DCF Changing Culture
News Service of Florida
Despite recent critical reports, Department of Children and Families Secretary George Sheldon said this week that he is convinced the beleaguered agency is beginning to change a long-engrained culture.
A recently-completed internal report raises questions as to whether the agency has the right kind of employees who are willing to use common sense to avoid ongoing mistakes, such as one that came to light with the suicide of a 7-year-old child in South Florida. These mistakes wind up costing taxpayers millions of dollars because the state ends up settling lawsuits that accuse the agency of negligence.
A work group set up by Sheldon to study the incident surrounding the death of Gabriel Myers concluded earlier this month that the state failed to follow laws and rules regarding the use of psychotropic drugs and that warning signs were missed that could have prevented his death.

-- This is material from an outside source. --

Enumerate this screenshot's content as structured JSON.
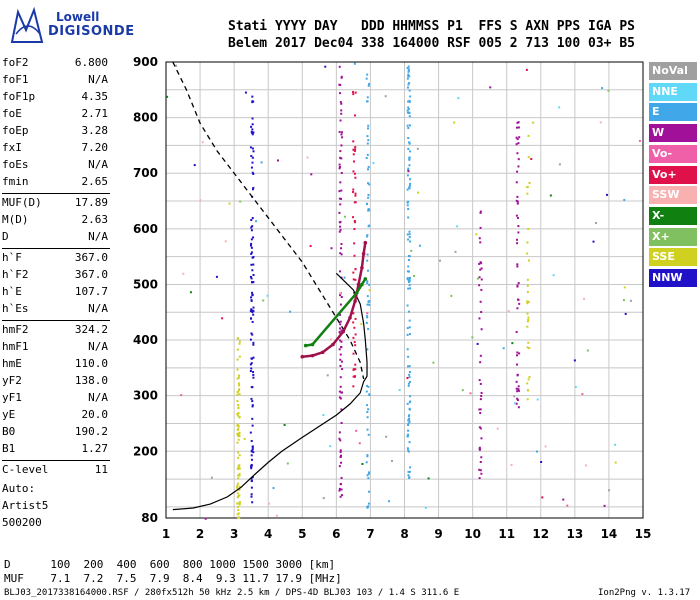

“I think we are making some progress,’’ insisted Sheldon, who has been secretary for the past year after succeeding his boss Bob Butterworth. “I really think that the culture has changed. We are becoming innovative and thinking outside the box.’’
Sheldon said one key change is that he’s been urging employees at the department to focus on what’s best for the child, not whether a rule is being followed.
“Don’t be so driven by rules that you miss the goal,’’ said Sheldon. “Figure out ultimately what is the right thing to do. Then figure out how the rules apply.’’
That was one of the key criticisms found in an internal report written by two attorneys who worked for DCF. The 24-page report, submitted in late May but made public just recently, concluded the department may find itself continually embroiled in litigation over mistakes made by the child welfare agency. It said parts of the agencies were isolated from one another and that employees too often did not question what is going on.
“The department’s operational improvements are frequently a reaction to crisis and headlines rather than a product of a state of continual alert to systemic problems,’’ states the report written by Neil Skene and Florence Synder. Skene, a former reporter, is a consultant with the agency, while Snyder recently left DCF.
The report, which was largely anecdotal, briefly touched on the Myers case but it also highlighted other incidents at DCF including:
-A DCF employee was fired for bringing sweets to her elderly father at a nursing home because it was deemed she was abusing her father. When it got up to the secretary level, a decision was made to settle the case and to offer to rehire the employee.
-DCF sued a caregiver over $1,441 in caregiver funds which accidentally went to the grandmother instead of the uncle of a child who shared responsibility. The grandmother actually reported the mistake and was told by a caseworker to cash the check. The woman wound up hiring a lawyer, Tana Sachs Copple, the daughter of Rep. Maria Sachs, to represent her.
“Many of our adversaries at this point would have called a newspaper or television station in outrage,’’ states the report, which notes that Copple called Snyder. Within hours, the lawsuit had been withdrawn.
-DCF wound up reaching a settlement to keep an employee in the Orlando region after spending a year trying to terminate the person at the urging of top regional officials.
“What made this employee salvageable today when she wasn’t a year ago?” questions the report.
The report concludes that improvements have been made at DCF but that more needs to be done to transform the agency in order to avoid future lawsuits.
The agency has moved aggressively to settle lingering lawsuits – even for large amounts. Earlier this summer it agreed to pay $4 million to settle a lawsuit filed by two children who had been placed in foster care in Hernando County where the parents wound up starving one of the children. Since the case was a federal lawsuit the settlement does not require legislative approval.
The agency set up a “litigation reduction’’ team and in the 2007-08 fiscal year DCF settled a total of 81 cases at an average cost of nearly $125,000, which was actually a drop of more than $112,000 per claim from the previous year. But at the same time state lawmakers have wound up approving millions in claims bills associated with previous DCF cases.
“Gov. Crist made it very clear that if you make a mistake, admit it and try to fix it,’’ said Sheldon.